Si cette contribution à l'effort de redressement de nos finances publiques peut se concevoir, le rapporteur estime que la dynamique de réinvestissement dans la recherche publique qui avait été initiée depuis 2021 devra rapidement être relancée dans les années à venir, les dépenses de recherche étant des dépenses indispensables à l'amélioration du potentiel de croissance de notre économie.
Ces moyens alloués à la recherche publique gagneraient en outre à être davantage concentrés sur les grandes priorités nationales. Il s'agit en particulier de consolider nos capacités de recherche dans les domaines nucléaire, spatial et numérique afin d'assurer notre avenir dans trois domaines au coeur des grands enjeux de souveraineté.
I. LE PLF 2026 PRÉSERVE LE RÉINVESTISSEMENT DANS LA RECHERCHE PUBLIQUE OPÉRÉ DEPUIS LE DÉBUT DE LA DÉCENNIE
A. DANS LA CONTINUITÉ DE LA LOI DE FINANCES INITIALE (LFI) POUR 2025, LE PLF 2026 PRÉVOIT UNE STABILISATION DES CRÉDITS DÉDIÉS À LA RECHERCHE PUBLIQUE
1. Les crédits dédiés à la recherche publique qui financent les principaux opérateurs seront en légère hausse en 2026
Pour 2026, les crédits de la mission « Recherche et enseignement supérieur » (Mires) atteindront 31,9 Md€ en autorisations d'engagement (AE) et 31,5 Md€ en crédits de paiement (CP), soit une hausse respective de 1,87 % et de 1,83 % par rapport à la LFI 2025 qui bénéficiera principalement aux programmes de la mission dédiés à l'enseignement supérieur.
S'agissant de la politique de recherche publique, sa mise en oeuvre est largement déléguée à des opérateurs publics qui concentrent 90 % des crédits « Recherche » de la mission.
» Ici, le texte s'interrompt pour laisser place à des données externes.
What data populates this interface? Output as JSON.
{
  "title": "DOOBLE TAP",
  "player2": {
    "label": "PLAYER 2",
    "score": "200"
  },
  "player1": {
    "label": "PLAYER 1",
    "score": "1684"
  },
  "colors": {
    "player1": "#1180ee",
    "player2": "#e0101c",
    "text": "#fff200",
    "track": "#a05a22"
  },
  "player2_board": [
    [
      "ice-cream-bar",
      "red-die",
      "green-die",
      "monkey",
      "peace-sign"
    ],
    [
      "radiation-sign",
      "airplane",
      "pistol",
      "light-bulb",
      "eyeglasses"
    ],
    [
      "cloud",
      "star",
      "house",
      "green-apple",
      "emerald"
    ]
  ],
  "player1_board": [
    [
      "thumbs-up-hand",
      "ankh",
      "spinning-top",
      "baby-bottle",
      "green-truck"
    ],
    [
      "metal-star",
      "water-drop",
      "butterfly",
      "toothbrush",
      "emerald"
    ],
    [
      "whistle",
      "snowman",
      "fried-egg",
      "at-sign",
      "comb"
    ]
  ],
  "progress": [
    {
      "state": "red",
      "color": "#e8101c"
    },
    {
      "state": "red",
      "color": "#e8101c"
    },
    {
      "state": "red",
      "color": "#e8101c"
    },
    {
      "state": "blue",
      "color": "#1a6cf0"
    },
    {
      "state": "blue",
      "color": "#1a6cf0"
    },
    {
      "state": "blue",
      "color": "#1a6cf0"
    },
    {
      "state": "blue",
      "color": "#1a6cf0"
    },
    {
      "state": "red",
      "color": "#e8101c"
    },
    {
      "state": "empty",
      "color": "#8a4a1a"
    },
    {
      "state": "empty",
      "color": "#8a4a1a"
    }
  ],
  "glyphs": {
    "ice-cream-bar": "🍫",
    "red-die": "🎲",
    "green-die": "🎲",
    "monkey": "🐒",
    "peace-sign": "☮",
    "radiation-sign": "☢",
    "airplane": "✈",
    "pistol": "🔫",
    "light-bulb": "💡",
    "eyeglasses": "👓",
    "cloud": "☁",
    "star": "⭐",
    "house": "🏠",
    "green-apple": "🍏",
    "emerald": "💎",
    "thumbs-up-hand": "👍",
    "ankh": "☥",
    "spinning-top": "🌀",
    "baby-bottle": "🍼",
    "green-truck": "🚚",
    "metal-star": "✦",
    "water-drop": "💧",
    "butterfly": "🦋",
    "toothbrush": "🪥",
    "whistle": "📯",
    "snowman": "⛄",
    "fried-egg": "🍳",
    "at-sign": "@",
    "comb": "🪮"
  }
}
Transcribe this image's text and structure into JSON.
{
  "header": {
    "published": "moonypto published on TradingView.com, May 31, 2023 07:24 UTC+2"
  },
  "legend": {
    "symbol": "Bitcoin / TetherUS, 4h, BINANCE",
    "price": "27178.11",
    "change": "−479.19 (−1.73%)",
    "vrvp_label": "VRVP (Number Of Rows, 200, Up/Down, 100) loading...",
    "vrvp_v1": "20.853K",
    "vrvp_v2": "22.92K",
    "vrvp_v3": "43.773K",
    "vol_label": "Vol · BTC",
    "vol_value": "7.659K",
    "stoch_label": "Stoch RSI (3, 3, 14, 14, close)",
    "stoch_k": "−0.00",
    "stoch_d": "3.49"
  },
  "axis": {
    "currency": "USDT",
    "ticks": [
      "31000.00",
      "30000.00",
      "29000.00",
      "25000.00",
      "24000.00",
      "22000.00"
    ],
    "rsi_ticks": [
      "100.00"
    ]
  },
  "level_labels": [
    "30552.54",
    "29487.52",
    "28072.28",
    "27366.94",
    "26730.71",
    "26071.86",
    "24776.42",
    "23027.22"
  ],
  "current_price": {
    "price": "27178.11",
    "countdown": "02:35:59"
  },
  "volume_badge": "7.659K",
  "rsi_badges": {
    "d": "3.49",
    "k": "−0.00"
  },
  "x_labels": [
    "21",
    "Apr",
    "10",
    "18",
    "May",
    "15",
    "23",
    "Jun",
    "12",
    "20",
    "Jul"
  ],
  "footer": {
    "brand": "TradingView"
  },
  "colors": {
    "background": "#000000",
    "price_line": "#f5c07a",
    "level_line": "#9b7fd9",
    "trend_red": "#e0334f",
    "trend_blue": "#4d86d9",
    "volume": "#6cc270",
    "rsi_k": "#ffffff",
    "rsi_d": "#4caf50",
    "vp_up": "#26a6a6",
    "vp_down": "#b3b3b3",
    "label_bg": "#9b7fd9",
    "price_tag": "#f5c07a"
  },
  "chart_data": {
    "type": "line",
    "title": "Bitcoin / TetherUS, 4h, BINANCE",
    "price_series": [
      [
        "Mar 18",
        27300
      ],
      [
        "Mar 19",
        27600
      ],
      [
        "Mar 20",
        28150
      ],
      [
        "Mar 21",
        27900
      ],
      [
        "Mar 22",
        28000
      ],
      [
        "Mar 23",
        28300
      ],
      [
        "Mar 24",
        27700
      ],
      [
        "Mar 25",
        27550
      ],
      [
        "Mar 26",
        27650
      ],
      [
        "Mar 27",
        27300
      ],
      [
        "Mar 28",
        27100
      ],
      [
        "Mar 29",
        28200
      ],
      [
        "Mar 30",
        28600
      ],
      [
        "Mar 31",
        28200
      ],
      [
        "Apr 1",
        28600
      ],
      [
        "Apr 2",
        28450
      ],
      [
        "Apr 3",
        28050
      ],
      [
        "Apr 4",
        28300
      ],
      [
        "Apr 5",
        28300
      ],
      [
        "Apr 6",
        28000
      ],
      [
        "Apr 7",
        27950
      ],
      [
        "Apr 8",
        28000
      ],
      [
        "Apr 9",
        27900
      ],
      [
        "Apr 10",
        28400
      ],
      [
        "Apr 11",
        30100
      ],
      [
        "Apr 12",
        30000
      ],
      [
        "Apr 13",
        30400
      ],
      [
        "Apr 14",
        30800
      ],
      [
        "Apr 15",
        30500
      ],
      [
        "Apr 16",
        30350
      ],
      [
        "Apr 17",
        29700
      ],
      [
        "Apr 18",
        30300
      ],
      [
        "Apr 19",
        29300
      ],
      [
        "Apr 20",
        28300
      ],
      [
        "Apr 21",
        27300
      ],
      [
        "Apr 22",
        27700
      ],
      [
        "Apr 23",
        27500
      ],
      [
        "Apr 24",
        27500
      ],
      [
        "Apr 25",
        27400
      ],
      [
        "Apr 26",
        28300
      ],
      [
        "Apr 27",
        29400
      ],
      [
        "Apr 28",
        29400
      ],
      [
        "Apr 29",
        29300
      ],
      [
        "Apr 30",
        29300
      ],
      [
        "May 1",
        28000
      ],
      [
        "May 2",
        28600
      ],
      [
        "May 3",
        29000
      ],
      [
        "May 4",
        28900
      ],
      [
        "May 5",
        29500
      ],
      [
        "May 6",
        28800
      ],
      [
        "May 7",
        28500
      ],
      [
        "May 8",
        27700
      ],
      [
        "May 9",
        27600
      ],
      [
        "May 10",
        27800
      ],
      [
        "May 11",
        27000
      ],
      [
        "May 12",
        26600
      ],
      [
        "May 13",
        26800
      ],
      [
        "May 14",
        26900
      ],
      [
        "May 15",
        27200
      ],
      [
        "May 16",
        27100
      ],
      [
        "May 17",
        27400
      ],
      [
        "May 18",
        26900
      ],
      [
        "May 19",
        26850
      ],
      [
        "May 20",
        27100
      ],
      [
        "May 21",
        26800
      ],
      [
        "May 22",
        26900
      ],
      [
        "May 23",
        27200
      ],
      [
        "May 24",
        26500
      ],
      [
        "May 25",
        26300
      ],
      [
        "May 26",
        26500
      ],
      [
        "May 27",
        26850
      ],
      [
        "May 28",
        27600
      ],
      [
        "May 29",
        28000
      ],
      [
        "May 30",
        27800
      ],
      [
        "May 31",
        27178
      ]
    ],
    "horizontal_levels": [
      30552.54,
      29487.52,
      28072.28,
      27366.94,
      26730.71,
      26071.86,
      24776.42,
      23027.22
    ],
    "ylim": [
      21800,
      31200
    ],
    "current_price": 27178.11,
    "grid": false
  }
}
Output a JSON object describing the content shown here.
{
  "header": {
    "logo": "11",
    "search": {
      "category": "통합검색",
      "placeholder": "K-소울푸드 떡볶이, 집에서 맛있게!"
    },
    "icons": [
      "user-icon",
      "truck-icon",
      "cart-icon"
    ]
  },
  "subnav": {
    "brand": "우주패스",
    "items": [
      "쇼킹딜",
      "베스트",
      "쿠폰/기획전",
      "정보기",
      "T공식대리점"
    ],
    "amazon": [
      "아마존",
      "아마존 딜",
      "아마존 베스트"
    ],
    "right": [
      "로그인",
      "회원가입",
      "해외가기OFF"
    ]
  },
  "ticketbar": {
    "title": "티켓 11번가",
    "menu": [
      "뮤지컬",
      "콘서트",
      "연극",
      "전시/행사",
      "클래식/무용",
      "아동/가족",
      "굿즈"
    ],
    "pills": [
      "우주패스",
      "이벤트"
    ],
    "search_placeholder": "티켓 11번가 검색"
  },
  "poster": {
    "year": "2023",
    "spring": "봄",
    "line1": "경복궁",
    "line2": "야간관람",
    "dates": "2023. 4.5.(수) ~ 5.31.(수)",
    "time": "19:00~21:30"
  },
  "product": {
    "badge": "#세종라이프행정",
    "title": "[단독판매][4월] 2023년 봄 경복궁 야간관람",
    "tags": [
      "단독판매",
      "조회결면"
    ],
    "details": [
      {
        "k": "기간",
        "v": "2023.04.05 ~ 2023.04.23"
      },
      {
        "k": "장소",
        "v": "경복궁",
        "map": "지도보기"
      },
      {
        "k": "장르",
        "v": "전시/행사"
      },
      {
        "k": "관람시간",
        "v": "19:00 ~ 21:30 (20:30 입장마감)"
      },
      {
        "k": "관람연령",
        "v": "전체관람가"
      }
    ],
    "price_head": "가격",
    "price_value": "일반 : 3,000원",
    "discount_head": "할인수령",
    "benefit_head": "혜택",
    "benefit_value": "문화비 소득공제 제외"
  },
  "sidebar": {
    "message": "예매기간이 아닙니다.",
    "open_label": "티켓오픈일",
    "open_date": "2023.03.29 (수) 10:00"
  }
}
Le programme 172 « Recherches scientifiques et technologiques pluridisciplinaires » (P172) constitue ainsi le principal vecteur de financement de la recherche publique en France car il finance l'Agence nationale de la Recherche (ANR), le Centre national de la recherche scientifique (CNRS), le Commissariat à l'énergie atomique et aux énergies alternatives (CEA), le Centre national d'études spatiales (Cnes), l'Institut national de recherche en sciences et technologies du numérique (Inria) ou bien encore l'Institut national de recherche pour l'agriculture, l'alimentation et l'environnement (Inrae).
Pour 2026, le budget alloué à ce programme diminue légèrement de - 0,53 % en AE et augmente de 0,54 % en CP à 8,2 Md€, ce qui correspond à une stabilisation de ses crédits.
2. Pour la deuxième fois consécutive depuis 2021, une sous-exécution de la loi de programmation de la recherche due aux difficultés budgétaires
Pour sa sixième année de mise en oeuvre, c'est la deuxième fois consécutive que la trajectoire définie par la loi de programmation de la recherche1(*) (LPR) de 2020, qui était supposée porter un réinvestissement de 25 Md€ pour la période 2021-2030, n'est pas respectée, alors que tant les trajectoires budgétaires que les plafonds d'emplois l'avaient été au cours des quatre premières années d'exécution de la LPR.
Selon l'article 2 de cette loi de programmation, les crédits alloués au programme 172 auraient dû en effet augmenter de 361 M€ en CP par rapport au montant prévu en LFI 2025. Or cette hausse se limitera à 44 M€ en 2026, soit 317 M€ de moins que ce que prévoyait la LPR.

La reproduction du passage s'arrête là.